Plum leaf scald is an important crop-limiting disease caused by X. fastidiosa from Brazil through Argentina. The South American plum leaf scald strains appear to differ from those in North America, as there are no reports of phony disease of peach in South America. The plum leaf scald strains in Brazil may have wide plant host ranges (Leite et al., 1997). A leaf scorching disease of coffee (De Lima et al., 1998) is caused by strains of X. fastidiosa that appear to be closely related to the citrus variegated chlorosis strains (Rosato et al., 1998), but its ability to cause disease in citrus (Li et al., 2001) is controversial.
In Europe and the Mediterranean region, grapevine and citrus are clearly the most significant potential crop hosts, although peach and plum are also important. Strains that cause leaf scorch diseases in oak, elm, sycamore (plane) (Hearon et al., 1980), mulberry (Kostka et al., 1986) and other tree species are also potentially damaging.
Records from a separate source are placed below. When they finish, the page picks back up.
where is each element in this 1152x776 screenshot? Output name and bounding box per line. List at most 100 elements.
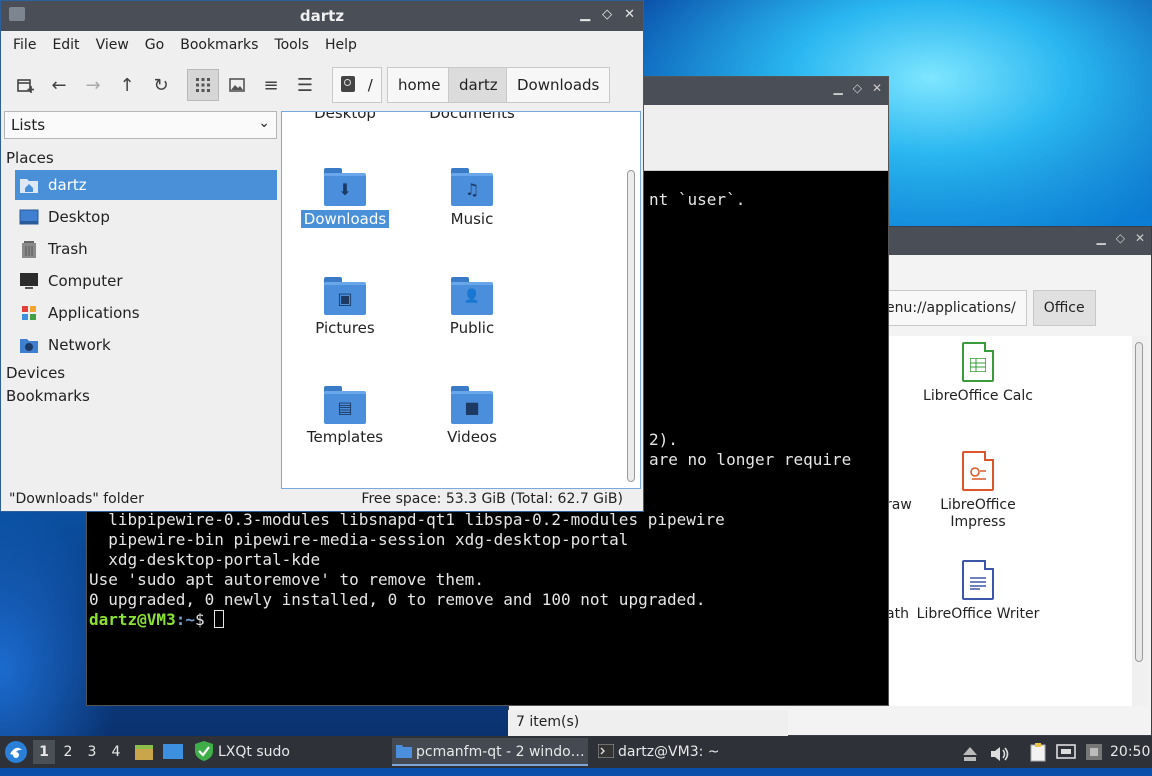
terminal-cursor [214, 610, 225, 628]
sidebar-item-computer[interactable]: Computer [15, 266, 277, 296]
menu-tools[interactable]: Tools [266, 31, 317, 59]
network-icon [20, 339, 38, 353]
bookmarks-header[interactable]: Bookmarks [6, 387, 90, 405]
devices-header[interactable]: Devices [6, 364, 65, 382]
app-label: LibreOffice Impress [940, 497, 1016, 530]
applications-scrollbar[interactable] [1132, 336, 1148, 706]
shield-icon[interactable] [194, 740, 214, 764]
terminal-output-fragment: nt `user`. [649, 190, 746, 209]
maximize-icon[interactable]: ◇ [853, 81, 862, 95]
lxqt-sudo-label[interactable]: LXQt sudo [218, 736, 290, 768]
tray-up-arrow-icon[interactable] [962, 743, 978, 761]
lxqt-logo-icon [5, 741, 27, 763]
minimize-icon[interactable]: ▁ [580, 7, 590, 22]
path-root-button[interactable]: / [332, 67, 382, 103]
path-crumb-dartz[interactable]: dartz [448, 67, 509, 103]
sidebar-item-applications[interactable]: Applications [15, 298, 277, 328]
terminal-line: pipewire-bin pipewire-media-session xdg-… [89, 530, 629, 549]
folder-videos[interactable]: ■ Videos [417, 386, 527, 446]
minimize-icon[interactable]: ▁ [833, 81, 842, 95]
downloads-folder-icon: ⬇ [324, 168, 366, 206]
menu-bookmarks[interactable]: Bookmarks [172, 31, 266, 59]
file-manager-window[interactable]: dartz ▁ ◇ ✕ File Edit View Go Bookmarks To… [0, 0, 644, 512]
office-crumb[interactable]: Office [1032, 290, 1096, 326]
close-icon[interactable]: ✕ [1135, 231, 1145, 245]
minimize-icon[interactable]: ▁ [1096, 231, 1105, 245]
terminal-output-fragment: 2). [649, 430, 678, 449]
app-libreoffice-calc[interactable]: LibreOffice Calc [913, 342, 1043, 405]
terminal-line: 0 upgraded, 0 newly installed, 0 to remo… [89, 590, 706, 609]
desktop-switch-3[interactable]: 3 [81, 740, 103, 764]
terminal-output[interactable]: libpipewire-0.3-modules libsnapd-qt1 lib… [89, 510, 725, 630]
sidebar-item-network[interactable]: Network [15, 330, 277, 360]
sidebar-item-label: Desktop [48, 208, 110, 226]
network-status-icon[interactable] [1056, 742, 1076, 762]
clock[interactable]: 20:50 [1110, 736, 1150, 768]
back-arrow-icon[interactable]: ← [43, 69, 75, 101]
desktop-switch-1[interactable]: 1 [33, 740, 55, 764]
trash-icon [22, 241, 36, 258]
detailed-list-icon[interactable]: ☰ [289, 69, 321, 101]
sidebar-item-label: Applications [48, 304, 140, 322]
applications-path-crumb[interactable]: enu://applications/ [886, 290, 1027, 326]
file-manager-titlebar[interactable]: dartz ▁ ◇ ✕ [1, 1, 643, 31]
folder-item[interactable]: Desktop [290, 112, 400, 122]
compact-view-icon[interactable]: ≡ [255, 69, 287, 101]
folder-label: Videos [447, 428, 497, 446]
volume-icon[interactable] [990, 743, 1010, 761]
folder-pictures[interactable]: ▣ Pictures [290, 277, 400, 337]
folder-label: Downloads [300, 210, 390, 228]
close-icon[interactable]: ✕ [624, 7, 635, 22]
maximize-icon[interactable]: ◇ [602, 7, 612, 22]
folder-public[interactable]: 👤 Public [417, 277, 527, 337]
desktop-switch-4[interactable]: 4 [105, 740, 127, 764]
side-pane-mode-select[interactable]: Lists ⌄ [4, 111, 277, 139]
desktop-switch-2[interactable]: 2 [57, 740, 79, 764]
folder-music[interactable]: ♫ Music [417, 168, 527, 228]
app-libreoffice-writer[interactable]: LibreOffice Writer [913, 560, 1043, 623]
icon-view-icon[interactable] [187, 69, 219, 101]
new-tab-icon[interactable] [9, 69, 41, 101]
folder-label: Pictures [315, 319, 375, 337]
folder-item[interactable]: Documents [417, 112, 527, 122]
show-desktop-icon[interactable] [162, 742, 184, 762]
app-libreoffice-impress[interactable]: LibreOffice Impress [913, 451, 1043, 531]
clipboard-icon[interactable] [1028, 742, 1048, 762]
taskbar-task-terminal[interactable]: dartz@VM3: ~ [594, 738, 790, 766]
main-menu-button[interactable] [4, 740, 28, 764]
menu-view[interactable]: View [88, 31, 137, 59]
maximize-icon[interactable]: ◇ [1116, 231, 1125, 245]
public-folder-icon: 👤 [451, 277, 493, 315]
close-icon[interactable]: ✕ [872, 81, 882, 95]
taskbar-task-file-manager[interactable]: pcmanfm-qt - 2 windo… [392, 738, 588, 766]
file-view[interactable]: Desktop Documents ⬇ Downloads ♫ Music ▣ … [281, 111, 641, 489]
forward-arrow-icon[interactable]: → [77, 69, 109, 101]
places-header[interactable]: Places [6, 149, 54, 167]
thumbnail-view-icon[interactable] [221, 69, 253, 101]
terminal-line: libpipewire-0.3-modules libsnapd-qt1 lib… [89, 510, 725, 529]
menu-go[interactable]: Go [137, 31, 172, 59]
path-crumb-downloads[interactable]: Downloads [506, 67, 611, 103]
status-free-space: Free space: 53.3 GiB (Total: 62.7 GiB) [361, 491, 623, 507]
folder-templates[interactable]: ▤ Templates [290, 386, 400, 446]
menu-file[interactable]: File [5, 31, 44, 59]
keyboard-layout-icon[interactable] [1084, 742, 1104, 762]
side-pane-mode-value: Lists [11, 116, 46, 134]
sidebar-item-trash[interactable]: Trash [15, 234, 277, 264]
scrollbar-thumb[interactable] [1135, 342, 1143, 662]
terminal-line: Use 'sudo apt autoremove' to remove them… [89, 570, 484, 589]
sidebar-item-desktop[interactable]: Desktop [15, 202, 277, 232]
folder-glyph: ▤ [337, 398, 353, 417]
file-cabinet-icon[interactable] [134, 742, 154, 762]
file-view-scrollbar[interactable] [627, 170, 635, 482]
reload-icon[interactable]: ↻ [145, 69, 177, 101]
up-arrow-icon[interactable]: ↑ [111, 69, 143, 101]
app-label: LibreOffice Calc [923, 388, 1033, 404]
path-crumb-home[interactable]: home [387, 67, 452, 103]
taskbar: 1 2 3 4 LXQt sudo pcmanfm-qt - 2 windo… … [0, 736, 1152, 768]
menu-edit[interactable]: Edit [44, 31, 87, 59]
pictures-folder-icon: ▣ [324, 277, 366, 315]
menu-help[interactable]: Help [317, 31, 365, 59]
sidebar-item-dartz[interactable]: dartz [15, 170, 277, 200]
folder-downloads[interactable]: ⬇ Downloads [290, 168, 400, 228]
Many other hosts could carry the bacterium, without necessarily being significantly affected.
X. fastidiosa has been implicated as the causal agent of olive quick decline syndrome in Europe. In 2013, X. fastidiosa subsp. pauca was associated with quick decline syndrome on olive, almond and oleander in Europe (southern Italy, Apulia region) (European Food Safety Authority, 2015). Symptomatic olive trees were often affected by multiple pests, including X. fastidiosa, several fungal species, and Zeuzera pyrina (leopard moth) (Nigro et al., 2013). Recent experimental evidence (Saponari et al., 2016) has confirmed X. fastidiosa as the causal agent of olive quick decline syndrome in Italy (European Food Safety Authority, 2016). In the USA a study evaluating olive as a host for X. fastidiosa concluded that subsp. multiplex was present but was not the cause of the leaf scorch and dieback symptoms observed on olive trees in California (Krugner et al., 2014). However, X. fastidiosa subsp. pauca has been implicated as a causal agent of olive plant dieback and leaf desiccation in Argentina (Haelterman et al., 2015). More recently, leaf scorch symptoms on olive trees in Brazil have been associated with X. fastidiosa subsp. pauca (Coletta-Filho et al., 2016).
The host range of X. fastidiosa based on the available peer-reviewed literature is presented in European Food Safety Authority (2015).
According to the European Food Safety Authority (2016), the current list of host plant species for X. fastidiosa consists of 359 plant species (including hybrids) from 204 genera and 75 different botanical families.